When a semantic query fails, fix the table/metric/dimension/filter and rerun before claiming an answer. If you fall back to raw SQL, state that it is a fallback and preserve the semantic metric definition you started from.

## Reporting Results

A good analytics answer includes:

- The result in plain business language.
- The semantic table, metrics, dimensions, and filters used.
- Any automatic base filters that matter, such as excluding deleted/test records.
- The time grain and whether it is created-date, close-date, occurred-date, discovery-date, or another business timestamp.
- Whether the result was limited or sampled.
- The rendered SQL when the user is debugging, validating, or likely to reuse it.

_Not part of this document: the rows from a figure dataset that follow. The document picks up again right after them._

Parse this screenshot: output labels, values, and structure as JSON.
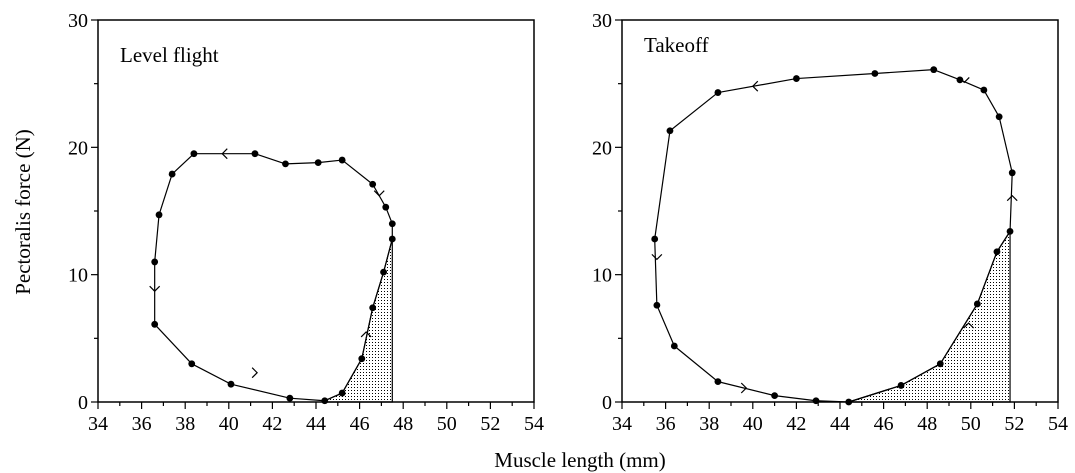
{
  "chart_data": [
    {
      "type": "line",
      "title": "Level flight",
      "xlabel": "Muscle length (mm)",
      "ylabel": "Pectoralis force  (N)",
      "xlim": [
        34,
        54
      ],
      "ylim": [
        0,
        30
      ],
      "xticks": [
        "34",
        "36",
        "38",
        "40",
        "42",
        "44",
        "46",
        "48",
        "50",
        "52",
        "54"
      ],
      "yticks": [
        "0",
        "10",
        "20",
        "30"
      ],
      "grid": false,
      "series": [
        {
          "x": [
            47.5,
            47.2,
            46.6,
            45.2,
            44.1,
            42.6,
            41.2,
            38.4,
            37.4,
            36.8,
            36.6,
            36.6,
            38.3,
            40.1,
            42.8,
            44.4,
            45.2,
            46.1,
            46.6,
            47.1,
            47.5
          ],
          "y": [
            14.0,
            15.3,
            17.1,
            19.0,
            18.8,
            18.7,
            19.5,
            19.5,
            17.9,
            14.7,
            11.0,
            6.1,
            3.0,
            1.4,
            0.3,
            0.1,
            0.7,
            3.4,
            7.4,
            10.2,
            12.8
          ]
        }
      ],
      "arrows": [
        {
          "x": 39.7,
          "y": 19.5,
          "dir": "left"
        },
        {
          "x": 36.6,
          "y": 8.7,
          "dir": "down"
        },
        {
          "x": 41.3,
          "y": 2.3,
          "dir": "right"
        },
        {
          "x": 46.3,
          "y": 5.5,
          "dir": "up"
        },
        {
          "x": 46.9,
          "y": 16.2,
          "dir": "down"
        }
      ],
      "shaded_region": {
        "x_from": 44.4,
        "x_to": 47.5,
        "y_top": 12.8
      }
    },
    {
      "type": "line",
      "title": "Takeoff",
      "xlabel": "Muscle length (mm)",
      "ylabel": "",
      "xlim": [
        34,
        54
      ],
      "ylim": [
        0,
        30
      ],
      "xticks": [
        "34",
        "36",
        "38",
        "40",
        "42",
        "44",
        "46",
        "48",
        "50",
        "52",
        "54"
      ],
      "yticks": [
        "0",
        "10",
        "20",
        "30"
      ],
      "grid": false,
      "series": [
        {
          "x": [
            51.9,
            51.3,
            50.6,
            49.5,
            48.3,
            45.6,
            42.0,
            38.4,
            36.2,
            35.5,
            35.6,
            36.4,
            38.4,
            41.0,
            42.9,
            44.4,
            46.8,
            48.6,
            50.3,
            51.2,
            51.8
          ],
          "y": [
            18.0,
            22.4,
            24.5,
            25.3,
            26.1,
            25.8,
            25.4,
            24.3,
            21.3,
            12.8,
            7.6,
            4.4,
            1.6,
            0.5,
            0.1,
            0.0,
            1.3,
            3.0,
            7.7,
            11.8,
            13.4
          ]
        }
      ],
      "arrows": [
        {
          "x": 40.0,
          "y": 24.8,
          "dir": "left"
        },
        {
          "x": 35.6,
          "y": 11.2,
          "dir": "down"
        },
        {
          "x": 39.7,
          "y": 1.1,
          "dir": "right"
        },
        {
          "x": 49.9,
          "y": 6.2,
          "dir": "up"
        },
        {
          "x": 51.9,
          "y": 16.2,
          "dir": "up"
        },
        {
          "x": 49.7,
          "y": 25.1,
          "dir": "down"
        }
      ],
      "shaded_region": {
        "x_from": 44.4,
        "x_to": 51.8,
        "y_top": 13.4
      }
    }
  ]
}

Avoid false precision. If the semantic layer says a metric is a forecast, pipeline, ACV, ARR, bookings, or net revenue, use that language exactly. These are not interchangeable.

## Raw SQL Fallbacks

Use `snowflake_run_query` when the question is outside the semantic layer, when you need to debug a warehouse/schema issue, or when the semantic renderer cannot express the requested shape even with custom dimensions/filters. Start from the rendered semantic SQL whenever possible because it carries base filters, joins, and metric definitions.

Do not silently replace a semantic metric with a hand-written approximation. If you change the definition, name the change and explain why.